En ce qui concerne la mise en ordre du matériau, j'ai éliminé le critère de publier chaque manuscrit en ordre chronologique selon la date de commencement, ce qui, étant donné la contemporanéité de nombreux manuscrits et l'importance quantitative de E, aurait considérablement gêné la lecture - on passerait par exemple des notes de la fin de E4 (1977) à ceux de FI 1 (1963), alors que des notes presque contemporaines se retrouveraient cent pages plus loin.

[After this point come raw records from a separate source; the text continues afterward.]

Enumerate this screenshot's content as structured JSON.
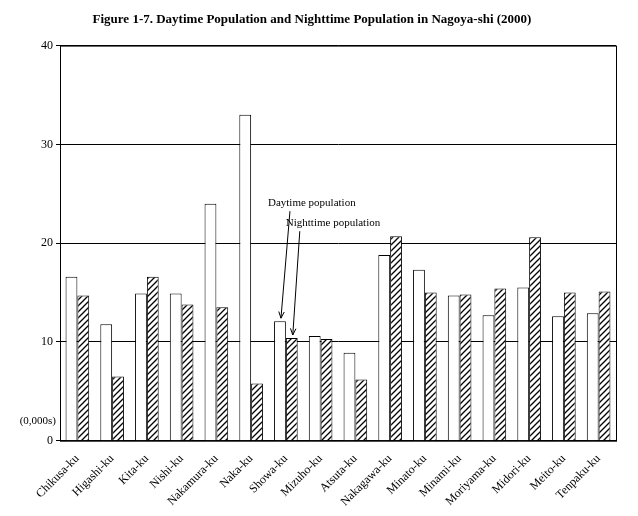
{
  "chart_data": {
    "type": "bar",
    "title": "Figure 1-7. Daytime Population and Nighttime Population in Nagoya-shi (2000)",
    "ylabel": "(0,000s)",
    "categories": [
      "Chikusa-ku",
      "Higashi-ku",
      "Kita-ku",
      "Nishi-ku",
      "Nakamura-ku",
      "Naka-ku",
      "Showa-ku",
      "Mizuho-ku",
      "Atsuta-ku",
      "Nakagawa-ku",
      "Minato-ku",
      "Minami-ku",
      "Moriyama-ku",
      "Midori-ku",
      "Meito-ku",
      "Tenpaku-ku"
    ],
    "series": [
      {
        "name": "Daytime population",
        "color": "#ffffff",
        "values": [
          16.6,
          11.8,
          14.9,
          14.9,
          24.0,
          33.0,
          12.1,
          10.6,
          8.9,
          18.8,
          17.3,
          14.7,
          12.7,
          15.5,
          12.6,
          12.9
        ]
      },
      {
        "name": "Nighttime population",
        "color": "#000000",
        "values": [
          14.7,
          6.5,
          16.6,
          13.8,
          13.5,
          5.8,
          10.4,
          10.3,
          6.2,
          20.7,
          15.0,
          14.8,
          15.4,
          20.6,
          15.0,
          15.1
        ]
      }
    ],
    "ylim": [
      0,
      40
    ],
    "yticks": [
      0,
      10,
      20,
      30,
      40
    ],
    "grid": true
  }
}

J'ai adopté en revanche le critère de suivre l'ordre des sections de manuscrits, telles qu'elles ont été subdivisées et décrites supra, les insérant donc dans leur succession, avant ou à l'intérieur du cahier rouge, en maintenant l'intégralité de chaque section du manuscrit, à l'exception de E3 qui est divisé en deux, à partir de FIII 1, qui lui est contemporain. On obtient ainsi une mise en ordre chronologique des fragments, très exacte, sans toutefois démembrer les sections du manuscrit.

Ce qui constitue le texte, c'est le cahier rouge avec toutes les sections qui sont explicitement mentionnées ; à l'exclusion de G qui, bien qu'étant rappelé dans E, est seulement une première version d'une œuvre éditée, et par conséquent à publier en appendice. La mise en ordre du texte est alors la suivante : AI, AII, BIII, E1, E2, FI 1, FII 1, E3 (première partie), FIII 1, E3 (deuxième partie), E4.

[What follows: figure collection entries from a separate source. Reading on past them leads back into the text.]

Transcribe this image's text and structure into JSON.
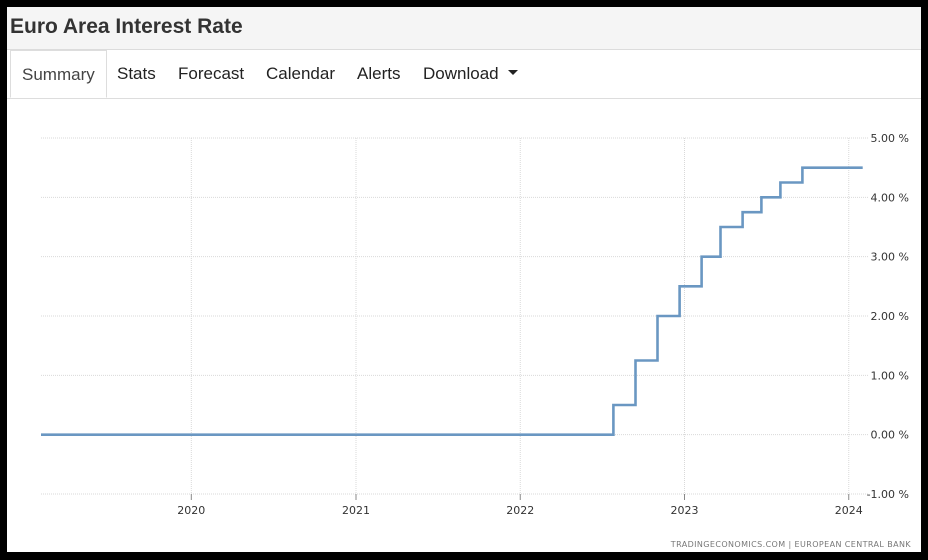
{
  "header": {
    "title": "Euro Area Interest Rate"
  },
  "tabs": [
    {
      "label": "Summary",
      "active": true
    },
    {
      "label": "Stats"
    },
    {
      "label": "Forecast"
    },
    {
      "label": "Calendar"
    },
    {
      "label": "Alerts"
    },
    {
      "label": "Download",
      "has_dropdown": true
    }
  ],
  "chart_data": {
    "type": "line",
    "step": true,
    "xlim": [
      "2019-02-01",
      "2024-02-15"
    ],
    "ylim": [
      -1,
      5
    ],
    "y_ticks": [
      "-1.00 %",
      "0.00 %",
      "1.00 %",
      "2.00 %",
      "3.00 %",
      "4.00 %",
      "5.00 %"
    ],
    "y_tick_values": [
      -1,
      0,
      1,
      2,
      3,
      4,
      5
    ],
    "y_axis_position": "right",
    "x_ticks": [
      "2020",
      "2021",
      "2022",
      "2023",
      "2024"
    ],
    "x_tick_values": [
      "2020-01-01",
      "2021-01-01",
      "2022-01-01",
      "2023-01-01",
      "2024-01-01"
    ],
    "grid": true,
    "line_color": "#6a97c2",
    "series": [
      {
        "points": [
          [
            "2019-02-01",
            0
          ],
          [
            "2022-07-27",
            0.5
          ],
          [
            "2022-09-14",
            1.25
          ],
          [
            "2022-11-02",
            2.0
          ],
          [
            "2022-12-21",
            2.5
          ],
          [
            "2023-02-08",
            3.0
          ],
          [
            "2023-03-22",
            3.5
          ],
          [
            "2023-05-10",
            3.75
          ],
          [
            "2023-06-21",
            4.0
          ],
          [
            "2023-08-02",
            4.25
          ],
          [
            "2023-09-20",
            4.5
          ],
          [
            "2024-02-01",
            4.5
          ]
        ]
      }
    ],
    "source": "TRADINGECONOMICS.COM  |  EUROPEAN CENTRAL BANK"
  }
}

Par contre, ont été publiées en appendice, en plus de G, les sections du manuscrit auxquelles il n'est pas fait référence dans le cahier rouge, et qui sont en majeure partie des poésies ; celles-ci ont été ordonnées comme suit : BI, C, FI 2, FII 2, G, FIII 2, H, et, à la fin le journal D.

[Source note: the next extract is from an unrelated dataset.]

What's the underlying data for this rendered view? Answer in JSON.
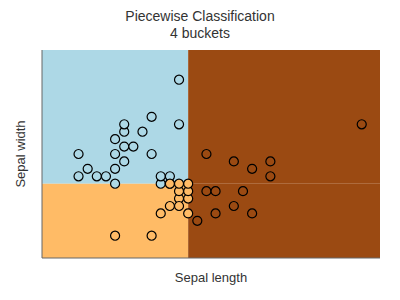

 [Reprenant l'ordre chronologique sur l'ensemble des cahiers, notre ordre est identique   la la première succession d'Enrico Colli, (AII, BIII, etc.) au seul détail du cahier C que nous avons remis à sa place, et dont nous avons retenu le petit ensemble sur les rapports culture/État.]

Les fragments ont été numérotés par ordre progressif sans référence explicite, par des lettres ou des numéros, au manuscrit dont ils proviennent, ceci pour rendre les renvois internes plus clairs. On a choisi de les numéroter par un seul numéro correspondant à la date quand : a) il y a un seul fragment à cette date; b) il y a plusieurs fragments sur le même sujet, même s'ils sont espacés dans le manuscrit (et l'espacement est maintenu); c) il y a plusieurs fragments de sujets différents, espacés dans le manuscrit, mais la date qui suit est celle du jour suivant : dans ce cas les fragments sous le même numéro furent sûrement écrits dans la même journée. Quand un seul fragment a été écrit en plusieurs jours, et que les dates sont rapportées, il est numéroté seulement en correspondance à la première date. Par contre, on adopte un second numéro, auquel ne correspond aucune date, quand il y a plusieurs fragments de sujets différents et que la date qui suit n'est pas celle du jour suivant; on donne également un numéro à part quand la même date est répétée au début d'un fragment successif sur plusieurs sujets, et aussi quand le suivant, bien que non daté, commence sur une nouvelle page. Quand les notes postérieures - même séparées par des années - à la version originale d'un fragment ne peuvent plus être intégrées dans le texte même, mais doivent être considérées comme des fragments autonomes, on adopte pour ceux-ci, le même numéro que le fragment auquel ils se réfèrent, suivi d'une lettre minuscule ; c'est le seul cas dans lequel la datation est incertaine, même si elle suit naturellement le fragment de référence. Dans tous les autres cas, les fragments pour lesquels aucune date n'est donnée, peuvent être datés entre celui qui précède et celui qui suit.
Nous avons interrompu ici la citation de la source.